Вход к нам, по показанию Московитян, открыт был для всех, но на самом деле для очень немногих. Не говоря уже о том, что никто из иностранцев не смел когда-нибудь взглянуть и издали на наши домы, многие из часто бывали остановлены стрельцами, чтобы не входит к нам, либо по приказанию, либо из дерзости, тогда как мы этого и не знали, а потом и у прочих отбивали охоту от этого покушения примером испытанного им отказа. Потому что если какой-нибудь военный из них, в видах осторожности, просил у своего начальника, Московского Воеводы, позволения навестить нас, ему хоть и не отвечали отказом, но подавали дружеский совет, чтобы поудержался от этих вежливостей, а то, пожалуй, навлечет на себя подозрение Великого Князя. Строжайше запрещено было тоже пускать к нам женщин какого бы то ни было звания.

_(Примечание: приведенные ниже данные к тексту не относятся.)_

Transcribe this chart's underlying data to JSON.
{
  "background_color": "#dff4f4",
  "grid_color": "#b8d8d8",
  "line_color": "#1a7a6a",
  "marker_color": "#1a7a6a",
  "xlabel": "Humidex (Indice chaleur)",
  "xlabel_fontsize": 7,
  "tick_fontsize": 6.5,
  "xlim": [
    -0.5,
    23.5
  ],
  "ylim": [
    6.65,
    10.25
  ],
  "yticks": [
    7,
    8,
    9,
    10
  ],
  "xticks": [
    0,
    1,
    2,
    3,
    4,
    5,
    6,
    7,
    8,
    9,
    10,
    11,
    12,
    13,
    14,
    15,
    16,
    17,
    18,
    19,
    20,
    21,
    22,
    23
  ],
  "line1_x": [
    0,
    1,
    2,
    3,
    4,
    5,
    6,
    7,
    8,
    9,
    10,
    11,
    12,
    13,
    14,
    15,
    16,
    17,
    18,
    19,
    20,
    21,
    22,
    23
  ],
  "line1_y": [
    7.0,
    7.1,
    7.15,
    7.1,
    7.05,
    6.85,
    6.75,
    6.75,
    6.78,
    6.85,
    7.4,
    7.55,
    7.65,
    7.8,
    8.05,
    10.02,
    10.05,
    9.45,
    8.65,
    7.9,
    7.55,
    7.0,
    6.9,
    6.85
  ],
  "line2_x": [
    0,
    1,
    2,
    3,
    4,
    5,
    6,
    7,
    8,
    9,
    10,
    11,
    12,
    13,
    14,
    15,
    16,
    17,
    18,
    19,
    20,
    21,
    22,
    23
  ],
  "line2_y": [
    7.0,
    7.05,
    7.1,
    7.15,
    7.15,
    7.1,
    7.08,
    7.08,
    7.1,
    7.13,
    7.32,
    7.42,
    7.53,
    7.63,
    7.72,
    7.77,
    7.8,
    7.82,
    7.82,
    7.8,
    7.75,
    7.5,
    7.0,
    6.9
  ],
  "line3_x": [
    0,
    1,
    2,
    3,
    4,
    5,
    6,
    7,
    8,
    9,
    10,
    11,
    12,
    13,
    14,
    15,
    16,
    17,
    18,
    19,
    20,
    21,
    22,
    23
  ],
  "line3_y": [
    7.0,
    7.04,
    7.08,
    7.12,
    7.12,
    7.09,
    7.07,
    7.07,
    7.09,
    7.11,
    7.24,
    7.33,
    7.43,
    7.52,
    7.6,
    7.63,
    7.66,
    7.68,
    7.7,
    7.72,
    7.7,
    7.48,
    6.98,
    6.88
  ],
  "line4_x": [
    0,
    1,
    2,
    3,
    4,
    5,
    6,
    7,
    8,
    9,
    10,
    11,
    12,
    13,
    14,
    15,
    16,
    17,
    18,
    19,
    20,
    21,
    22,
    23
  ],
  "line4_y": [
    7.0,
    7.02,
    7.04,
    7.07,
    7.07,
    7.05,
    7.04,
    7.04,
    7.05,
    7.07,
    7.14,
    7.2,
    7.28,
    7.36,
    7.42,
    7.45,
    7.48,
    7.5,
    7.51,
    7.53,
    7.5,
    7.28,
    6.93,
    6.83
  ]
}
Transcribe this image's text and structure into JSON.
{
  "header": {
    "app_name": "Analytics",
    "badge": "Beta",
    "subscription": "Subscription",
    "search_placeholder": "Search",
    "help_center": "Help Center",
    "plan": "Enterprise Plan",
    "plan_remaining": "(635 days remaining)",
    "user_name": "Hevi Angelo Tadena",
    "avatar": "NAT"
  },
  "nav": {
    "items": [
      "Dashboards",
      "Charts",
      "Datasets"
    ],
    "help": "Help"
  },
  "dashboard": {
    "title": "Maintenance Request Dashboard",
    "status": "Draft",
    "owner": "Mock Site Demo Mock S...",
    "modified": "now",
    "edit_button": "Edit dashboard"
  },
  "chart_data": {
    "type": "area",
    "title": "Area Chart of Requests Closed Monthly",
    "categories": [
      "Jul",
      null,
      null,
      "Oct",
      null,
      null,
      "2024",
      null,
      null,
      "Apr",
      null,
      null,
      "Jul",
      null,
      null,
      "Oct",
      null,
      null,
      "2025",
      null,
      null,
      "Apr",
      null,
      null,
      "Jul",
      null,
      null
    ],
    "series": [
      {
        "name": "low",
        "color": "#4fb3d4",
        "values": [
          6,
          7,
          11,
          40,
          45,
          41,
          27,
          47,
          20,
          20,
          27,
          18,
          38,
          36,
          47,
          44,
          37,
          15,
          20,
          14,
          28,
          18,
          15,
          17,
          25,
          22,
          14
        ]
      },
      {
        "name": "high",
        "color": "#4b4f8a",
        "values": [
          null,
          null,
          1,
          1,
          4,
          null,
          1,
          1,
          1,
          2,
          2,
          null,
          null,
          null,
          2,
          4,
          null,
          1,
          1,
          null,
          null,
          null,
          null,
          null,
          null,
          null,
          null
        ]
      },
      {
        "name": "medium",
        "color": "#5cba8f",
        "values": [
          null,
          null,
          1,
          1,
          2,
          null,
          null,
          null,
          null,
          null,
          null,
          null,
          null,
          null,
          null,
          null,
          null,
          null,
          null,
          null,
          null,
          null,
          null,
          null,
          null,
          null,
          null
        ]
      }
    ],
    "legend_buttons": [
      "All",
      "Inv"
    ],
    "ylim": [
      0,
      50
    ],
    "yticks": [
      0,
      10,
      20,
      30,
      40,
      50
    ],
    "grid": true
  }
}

... Москвитяне, всегда пропахшие чесноком и луком, все без различия ходять часто в бани и, закаленные привычкою, подвергают себя без перемежки влиянию чрезвычайного жара и стужи, без всякого вреда для здоровья. ... многие доживают до глубокой старости, не испытавши никогда и никакой болезни. Там можно видеть сохранивших всю силу семидесятилетних стариков, с такою крепостью в мускулистых руках, что выносят работу вовсе не под силу нашим молодым людям. ... Москвитяне говорят, однако ж, будто бы это больше от того, что они пренебрегают врачебным искусством. Во всей Московии нет ни одного врача, ни лекаря, и хотя в мое время Царь давал при своем дворце довольно щедрое содержание 3-м врачам, но это надобно приписать только его подражанию иноземным Государям, потому что ни сам он никогда не пользуется их трудами, ниже кто-либо другой из Московитян. Захворавшие презирают все правильные средства Иппократа, едва позволяя себе прикладывать наружные лекарства. Скорее прибегнуть к заговорам старух и Татар.  А при отвращении от пищи и для утоления жара употребляют водку и чеснок.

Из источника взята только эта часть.